Wednesday, July 16, 2008

Visioneering – The First Step on the Path

Imagine a room with a round table. A table, rather large, with many seats around it. In those seats sit people with the power to generate ideas, and the ability to work towards a common objective. This group can solve the greatest challenges to mankind if given the right mix of direction and free hand. Innovation within organizations often starts this way. Different viewpoints come together to provide nuance and perspective, resulting in a new direction that evolves over time and consensus. This process, sometimes called Ideation, is the first step following the realization that change must occur.

In an organizational context, it can be very challenging to get all team members working in the same direction. Human nature comes with individual agendas, personality differences and, yes, even egos can get in the way of progress towards change. One way around these common pitfalls, or at least make them manageable, is to clarify and itemize the joint need for change prior to diving into the process. This can be done through collaborative visioneering.

Vision is an intimidating word. When people talk of vision, they immediately go to pictures of Einstein, Hughes or Gates. In reality, vision represents a new state of the world, based on the facts in front of you. It can be deconstructed, and at its best involves a team of experts/leaders sharing thoughts rather than the single man waving a wand chanting ‘Abracadabra’. Vision is a process that steps from today into tomorrow, anchored by the bridge of assessments. Assessments are simply an opinion expressed by an individual. The more informed the individual, the better the assessment.

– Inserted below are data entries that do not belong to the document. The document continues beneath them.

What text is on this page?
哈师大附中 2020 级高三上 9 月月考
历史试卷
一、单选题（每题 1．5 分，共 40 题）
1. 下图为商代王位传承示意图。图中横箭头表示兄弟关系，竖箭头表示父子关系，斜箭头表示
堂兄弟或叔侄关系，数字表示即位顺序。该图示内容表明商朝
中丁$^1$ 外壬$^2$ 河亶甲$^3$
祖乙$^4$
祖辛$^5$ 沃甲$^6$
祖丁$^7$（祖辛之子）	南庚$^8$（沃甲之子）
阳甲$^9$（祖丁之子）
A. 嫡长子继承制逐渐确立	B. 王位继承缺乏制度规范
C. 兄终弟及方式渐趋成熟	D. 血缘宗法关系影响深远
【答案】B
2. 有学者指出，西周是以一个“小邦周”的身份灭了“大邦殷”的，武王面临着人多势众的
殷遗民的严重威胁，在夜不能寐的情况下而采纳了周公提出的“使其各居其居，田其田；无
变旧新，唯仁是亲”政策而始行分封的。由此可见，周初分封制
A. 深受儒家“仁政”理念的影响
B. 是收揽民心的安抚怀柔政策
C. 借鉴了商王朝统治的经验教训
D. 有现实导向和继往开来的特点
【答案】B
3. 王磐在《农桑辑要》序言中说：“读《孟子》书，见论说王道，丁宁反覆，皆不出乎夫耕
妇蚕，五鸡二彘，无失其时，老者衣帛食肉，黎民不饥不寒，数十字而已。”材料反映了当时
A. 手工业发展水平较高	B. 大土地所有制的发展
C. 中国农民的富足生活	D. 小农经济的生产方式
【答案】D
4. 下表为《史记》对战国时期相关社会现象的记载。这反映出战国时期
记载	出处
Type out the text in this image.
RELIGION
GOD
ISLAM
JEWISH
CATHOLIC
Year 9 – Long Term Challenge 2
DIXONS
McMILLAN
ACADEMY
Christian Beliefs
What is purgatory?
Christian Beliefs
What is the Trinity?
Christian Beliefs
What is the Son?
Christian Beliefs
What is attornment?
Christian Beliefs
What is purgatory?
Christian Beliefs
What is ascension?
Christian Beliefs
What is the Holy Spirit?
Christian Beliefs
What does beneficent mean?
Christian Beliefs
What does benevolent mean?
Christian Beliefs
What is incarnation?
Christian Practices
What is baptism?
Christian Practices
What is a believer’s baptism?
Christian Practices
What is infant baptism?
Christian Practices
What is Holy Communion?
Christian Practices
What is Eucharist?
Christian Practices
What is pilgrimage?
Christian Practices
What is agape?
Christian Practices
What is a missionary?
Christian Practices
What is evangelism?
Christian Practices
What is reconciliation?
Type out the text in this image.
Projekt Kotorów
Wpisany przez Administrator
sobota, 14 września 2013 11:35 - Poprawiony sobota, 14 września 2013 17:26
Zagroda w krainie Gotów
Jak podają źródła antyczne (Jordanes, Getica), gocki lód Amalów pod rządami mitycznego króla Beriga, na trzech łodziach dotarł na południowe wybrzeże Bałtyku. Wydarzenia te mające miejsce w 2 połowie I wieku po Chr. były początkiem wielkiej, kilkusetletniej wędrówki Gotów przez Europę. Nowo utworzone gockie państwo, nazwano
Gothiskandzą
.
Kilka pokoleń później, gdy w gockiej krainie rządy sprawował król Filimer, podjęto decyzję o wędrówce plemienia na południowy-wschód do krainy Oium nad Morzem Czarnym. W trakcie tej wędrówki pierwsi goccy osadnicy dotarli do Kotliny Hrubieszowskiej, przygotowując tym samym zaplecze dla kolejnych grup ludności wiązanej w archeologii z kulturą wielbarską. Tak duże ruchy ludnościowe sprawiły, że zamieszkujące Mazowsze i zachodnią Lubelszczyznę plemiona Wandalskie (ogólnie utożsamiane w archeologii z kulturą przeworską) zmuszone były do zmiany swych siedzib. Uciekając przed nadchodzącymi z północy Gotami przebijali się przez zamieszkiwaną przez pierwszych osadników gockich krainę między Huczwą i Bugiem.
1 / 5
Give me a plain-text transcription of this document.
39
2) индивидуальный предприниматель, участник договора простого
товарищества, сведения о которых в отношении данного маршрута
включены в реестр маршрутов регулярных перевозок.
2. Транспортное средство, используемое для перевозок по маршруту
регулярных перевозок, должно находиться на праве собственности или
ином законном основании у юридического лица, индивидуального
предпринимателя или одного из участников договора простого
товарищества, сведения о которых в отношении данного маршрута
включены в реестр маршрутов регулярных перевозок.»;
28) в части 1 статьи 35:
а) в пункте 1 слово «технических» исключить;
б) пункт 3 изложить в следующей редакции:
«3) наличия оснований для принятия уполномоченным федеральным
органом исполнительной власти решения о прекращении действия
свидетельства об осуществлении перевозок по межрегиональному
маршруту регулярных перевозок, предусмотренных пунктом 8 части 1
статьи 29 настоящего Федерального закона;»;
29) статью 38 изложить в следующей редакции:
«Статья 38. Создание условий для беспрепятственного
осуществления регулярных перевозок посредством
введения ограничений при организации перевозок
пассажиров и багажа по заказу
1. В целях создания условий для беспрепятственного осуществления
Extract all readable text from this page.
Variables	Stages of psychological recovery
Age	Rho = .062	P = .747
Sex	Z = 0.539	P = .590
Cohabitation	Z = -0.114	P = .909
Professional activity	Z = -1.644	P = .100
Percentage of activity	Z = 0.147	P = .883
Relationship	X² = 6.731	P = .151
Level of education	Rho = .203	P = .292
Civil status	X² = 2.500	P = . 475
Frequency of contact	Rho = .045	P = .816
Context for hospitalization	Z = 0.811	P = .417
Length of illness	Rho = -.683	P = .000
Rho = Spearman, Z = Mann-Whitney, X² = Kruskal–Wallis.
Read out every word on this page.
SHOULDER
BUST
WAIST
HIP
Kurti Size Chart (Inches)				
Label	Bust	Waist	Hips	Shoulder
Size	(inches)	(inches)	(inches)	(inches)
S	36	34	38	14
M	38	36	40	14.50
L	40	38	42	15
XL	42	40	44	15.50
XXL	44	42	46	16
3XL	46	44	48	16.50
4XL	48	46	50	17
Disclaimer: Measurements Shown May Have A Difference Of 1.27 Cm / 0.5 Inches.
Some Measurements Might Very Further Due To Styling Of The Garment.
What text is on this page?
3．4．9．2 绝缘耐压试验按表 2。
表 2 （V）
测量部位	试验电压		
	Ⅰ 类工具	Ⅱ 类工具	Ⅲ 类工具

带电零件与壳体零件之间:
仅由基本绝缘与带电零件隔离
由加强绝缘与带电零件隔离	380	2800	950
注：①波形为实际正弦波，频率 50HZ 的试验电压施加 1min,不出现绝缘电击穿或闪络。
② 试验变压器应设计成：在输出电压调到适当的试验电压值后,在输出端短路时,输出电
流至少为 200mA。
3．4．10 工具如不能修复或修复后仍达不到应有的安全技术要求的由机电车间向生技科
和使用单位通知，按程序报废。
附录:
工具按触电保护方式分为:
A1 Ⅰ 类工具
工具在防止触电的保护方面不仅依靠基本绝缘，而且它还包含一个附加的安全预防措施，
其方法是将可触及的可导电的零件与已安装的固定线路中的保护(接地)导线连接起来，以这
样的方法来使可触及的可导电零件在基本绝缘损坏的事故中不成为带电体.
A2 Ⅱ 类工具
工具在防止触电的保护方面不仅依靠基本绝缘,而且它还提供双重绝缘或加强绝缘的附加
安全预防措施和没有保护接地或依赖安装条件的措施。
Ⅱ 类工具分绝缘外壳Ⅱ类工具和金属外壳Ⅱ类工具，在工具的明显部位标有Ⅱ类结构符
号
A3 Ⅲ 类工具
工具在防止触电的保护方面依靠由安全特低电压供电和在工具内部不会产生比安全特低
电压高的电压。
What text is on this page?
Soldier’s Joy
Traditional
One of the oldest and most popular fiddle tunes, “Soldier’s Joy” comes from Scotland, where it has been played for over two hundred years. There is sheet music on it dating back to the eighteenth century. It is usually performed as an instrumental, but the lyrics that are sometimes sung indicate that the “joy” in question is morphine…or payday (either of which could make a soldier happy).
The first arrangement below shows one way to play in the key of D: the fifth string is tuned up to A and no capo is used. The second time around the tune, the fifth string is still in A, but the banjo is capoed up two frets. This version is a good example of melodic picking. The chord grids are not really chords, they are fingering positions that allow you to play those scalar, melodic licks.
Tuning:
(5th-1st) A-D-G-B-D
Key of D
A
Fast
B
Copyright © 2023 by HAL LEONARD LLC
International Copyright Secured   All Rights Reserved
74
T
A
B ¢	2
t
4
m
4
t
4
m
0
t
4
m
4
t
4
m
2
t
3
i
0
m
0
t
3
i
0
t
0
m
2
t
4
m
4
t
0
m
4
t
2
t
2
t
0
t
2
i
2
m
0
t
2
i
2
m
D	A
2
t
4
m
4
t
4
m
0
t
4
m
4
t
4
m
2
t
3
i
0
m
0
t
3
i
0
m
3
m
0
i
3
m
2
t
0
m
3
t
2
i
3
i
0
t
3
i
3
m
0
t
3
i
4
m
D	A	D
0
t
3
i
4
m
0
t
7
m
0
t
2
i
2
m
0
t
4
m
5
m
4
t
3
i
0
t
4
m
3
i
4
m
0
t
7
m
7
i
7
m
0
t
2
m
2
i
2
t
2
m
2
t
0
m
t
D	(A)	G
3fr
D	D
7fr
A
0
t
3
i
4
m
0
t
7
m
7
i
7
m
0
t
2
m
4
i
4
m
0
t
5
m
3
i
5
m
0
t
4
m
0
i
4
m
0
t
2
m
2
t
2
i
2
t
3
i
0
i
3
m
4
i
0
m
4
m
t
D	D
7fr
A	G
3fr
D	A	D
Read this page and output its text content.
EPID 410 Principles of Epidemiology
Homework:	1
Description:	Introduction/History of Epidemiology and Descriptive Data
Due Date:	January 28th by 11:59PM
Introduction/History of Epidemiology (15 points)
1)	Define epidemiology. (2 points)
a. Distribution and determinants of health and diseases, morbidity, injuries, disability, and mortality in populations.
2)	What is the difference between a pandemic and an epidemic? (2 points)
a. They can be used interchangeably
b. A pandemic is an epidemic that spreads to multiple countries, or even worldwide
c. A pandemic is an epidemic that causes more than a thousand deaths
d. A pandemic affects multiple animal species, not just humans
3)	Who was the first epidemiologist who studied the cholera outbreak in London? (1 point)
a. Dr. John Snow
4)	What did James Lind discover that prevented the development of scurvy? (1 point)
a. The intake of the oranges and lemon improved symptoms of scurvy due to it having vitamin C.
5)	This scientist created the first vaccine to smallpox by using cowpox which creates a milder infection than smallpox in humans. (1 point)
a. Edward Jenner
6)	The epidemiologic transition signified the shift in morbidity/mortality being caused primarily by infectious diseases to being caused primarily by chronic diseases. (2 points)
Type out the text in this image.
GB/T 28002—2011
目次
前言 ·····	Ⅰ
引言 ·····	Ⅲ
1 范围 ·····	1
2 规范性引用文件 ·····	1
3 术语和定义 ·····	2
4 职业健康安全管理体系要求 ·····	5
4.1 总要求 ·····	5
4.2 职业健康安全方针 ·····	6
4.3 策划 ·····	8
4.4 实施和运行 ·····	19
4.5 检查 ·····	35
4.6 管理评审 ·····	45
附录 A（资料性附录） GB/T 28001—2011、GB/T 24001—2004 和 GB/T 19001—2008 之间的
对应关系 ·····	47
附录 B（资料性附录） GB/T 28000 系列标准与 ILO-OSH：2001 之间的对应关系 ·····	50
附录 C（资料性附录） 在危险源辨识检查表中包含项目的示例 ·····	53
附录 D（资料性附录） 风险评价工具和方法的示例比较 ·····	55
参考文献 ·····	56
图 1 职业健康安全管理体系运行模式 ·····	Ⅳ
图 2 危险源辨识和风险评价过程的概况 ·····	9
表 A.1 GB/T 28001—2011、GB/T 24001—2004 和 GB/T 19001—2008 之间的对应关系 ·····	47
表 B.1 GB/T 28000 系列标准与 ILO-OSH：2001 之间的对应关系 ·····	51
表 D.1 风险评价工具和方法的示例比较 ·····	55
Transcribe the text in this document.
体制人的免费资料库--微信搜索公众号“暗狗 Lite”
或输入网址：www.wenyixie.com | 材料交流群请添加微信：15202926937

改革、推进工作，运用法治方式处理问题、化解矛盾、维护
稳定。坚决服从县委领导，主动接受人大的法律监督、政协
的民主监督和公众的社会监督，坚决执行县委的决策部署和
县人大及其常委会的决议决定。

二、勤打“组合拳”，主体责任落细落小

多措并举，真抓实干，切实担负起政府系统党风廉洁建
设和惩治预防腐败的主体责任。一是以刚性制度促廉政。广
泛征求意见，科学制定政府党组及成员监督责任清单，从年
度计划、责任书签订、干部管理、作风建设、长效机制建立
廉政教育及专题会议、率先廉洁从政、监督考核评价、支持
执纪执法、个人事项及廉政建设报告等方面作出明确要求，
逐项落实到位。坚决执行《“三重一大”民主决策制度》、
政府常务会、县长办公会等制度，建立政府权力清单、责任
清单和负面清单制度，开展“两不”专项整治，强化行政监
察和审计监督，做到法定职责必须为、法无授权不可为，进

One of the prime benefits of visioneering is its collaborative nature. Getting a team of people to develop an idea that they own collectively is powerful for an organization. Not only does it harness the talents available, but with buy-in, it creates champions within the organization that can drive the change in their worlds. It is incredibly difficult to cause organic change within a large organization. Management cannot ‘memo’ change. It has to be taken to the ‘troops’ locally. The reality of most organizations, especially larger ones, is that they are a collection of sub-entities that spend the bulk of their time and resources driving their functional specialty for the better of the whole. By bringing together the Intrapreneurs in the different silos of the firm, the firm gives change its best chance of success.

Intrapreneurs are key to this equation. They are the innovators within a firm who take the risks to drive to the next level. They never ask ‘what’s next?’, instead they define it before anyone even knows it happens. They are comfortable with change, and will not be constrained by what they see in front of their eyes. By staffing the team with Intrapreneurs, the change leader gets an army who not only add to strategy, but go on to implement that strategy in the field.

Intrapreneurs also come armed with knowledge and data. Knowledge and data are critical to visioneering. In order to extract a vision that is relevant to your Customer, that vision must reflect the Customer. These team members are constantly striving to deliver to the Customer their desires, and are intimately aware of those desires. If they do not bring a quantifiable and objective arsenal of data from the Customer to the table, research needs to precede any attempt at visioneering. The old axiom stands center stage, Garbage In – Garbage Out.

Once the data is in, think big. The major mistake most planners make is that they give themselves an easy hurdle to clear. That may be nice at year-end, when your checklist boss benchmarks on targets, but you will never be great. The key to proper visioneering is to ‘break the known’. Put you and your team in an area where there is discomfort. Rather than starting with an ‘achievable goal’, start with the ‘right goal’. Visioneering is not about easy goals, nor is it about impossible goals. It is about desirable goals. A good test of your crew is the answer “I don’t know” to the question, “Is this doable?”. Once the team is outside its comfort zone, boundaries get stretched and real innovation starts to bubble.

This team then constructs a hypothesis for the future. The team must postulate, ‘Based on what our Customer tells us, this is what we need to deliver by this future point in time’. This hypothesis needs to be measurable, both in terms of content deliverables and time. Aggressive is the key when setting benchmarks. The idea of visioneering and planning is not to set up success, it is meant to chart a course. If this group finds at a later date that these goals need to be adjusted, a ‘breakdown’ is declared, and the team adjusts. If a quarterback lines up for a run play, and sees a defense ready for that run, an audible is called, rather than losing yards and risking injury. A plan is a tool, not a bible, and must evolve based on a dynamic environment.

At the end of the day, a vision is meant to change the game, not tweak the rules. If an organization is happy with results, and sees no reason for change, don’t. Most firms are not running on all cylinders, and need to look towards the next areas of growth. A prerequisite to wrangling that growth is defining what that opportunity looks like and how the firm captures it. Visioneering is a concrete process to do just that.